MakeItC will also show all these files in the File -> Show Project menu item. Shown below
MakeItC also installs version 4.6.2 of gcc. We spent a lot of time pruning the gcc version we install so that it is relatively small but includes all the features C programs need. Until recently there was not much reason to update gcc. Now new versions of ARM Cortex parts are becoming available, such as the M33 and M7. We are not going to update MakeItC, BUT we do now support newer versions of gcc.
To update gcc, go to Gnu GCC site. Chose a release and install it.
After that there is a new MakeItC option (pictured above). Under Options -> Settings -> Choose gcc
You can then select the gcc version you just installed. We have found choosing the arm-none-eabi-gcc-X.Y.Z.exe works best. X.Y.Z depends on the version you just installed.
MakeItC will now use the new version and you can verify that with the Help -> About MakeItC option, pictured below.

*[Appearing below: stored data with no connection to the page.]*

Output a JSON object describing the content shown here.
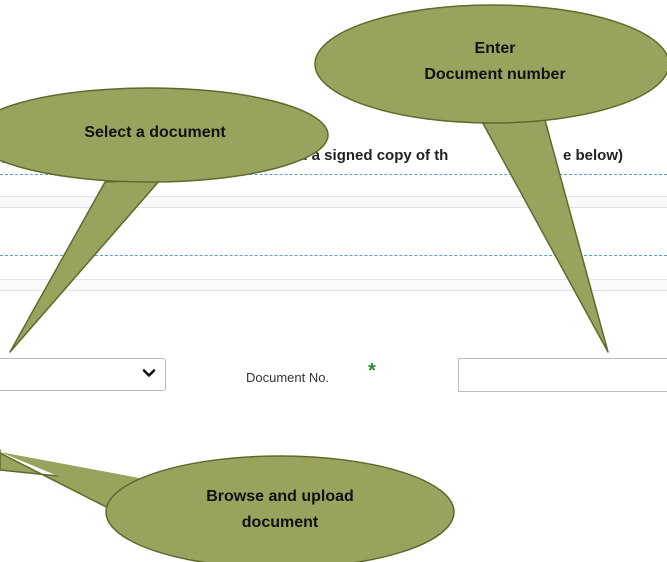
{
  "form": {
    "instruction_parts": [
      "(",
      "ad a signed copy of th",
      "e below)"
    ],
    "document_select_value": "",
    "document_no_label": "Document No.",
    "required_marker": "*",
    "document_no_value": ""
  },
  "callouts": {
    "select_document": "Select a document",
    "enter_number_line1": "Enter",
    "enter_number_line2": "Document number",
    "browse_upload_line1": "Browse and upload",
    "browse_upload_line2": "document"
  },
  "colors": {
    "callout_fill": "#9aa35e",
    "callout_stroke": "#5f6a2c",
    "dashed_line": "#5b9bd5",
    "required_star": "#2e8b2e"
  },
  "icons": {
    "select_chevron": "chevron-down-icon"
  }
}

I've always said and thought that for a tool to be useful, the designers themselves must use it. And we do for our BASIC firmware, which in the case of the LPC1768 mbed, includes the BASIC runtime, UART handlers, Ethernet handler with email, http client, http server, ftp server, SD card interface with files system support and a BASIC online compiler. So this has gotten to be a pretty big project for a few guys (well over 30K lines of code and counting).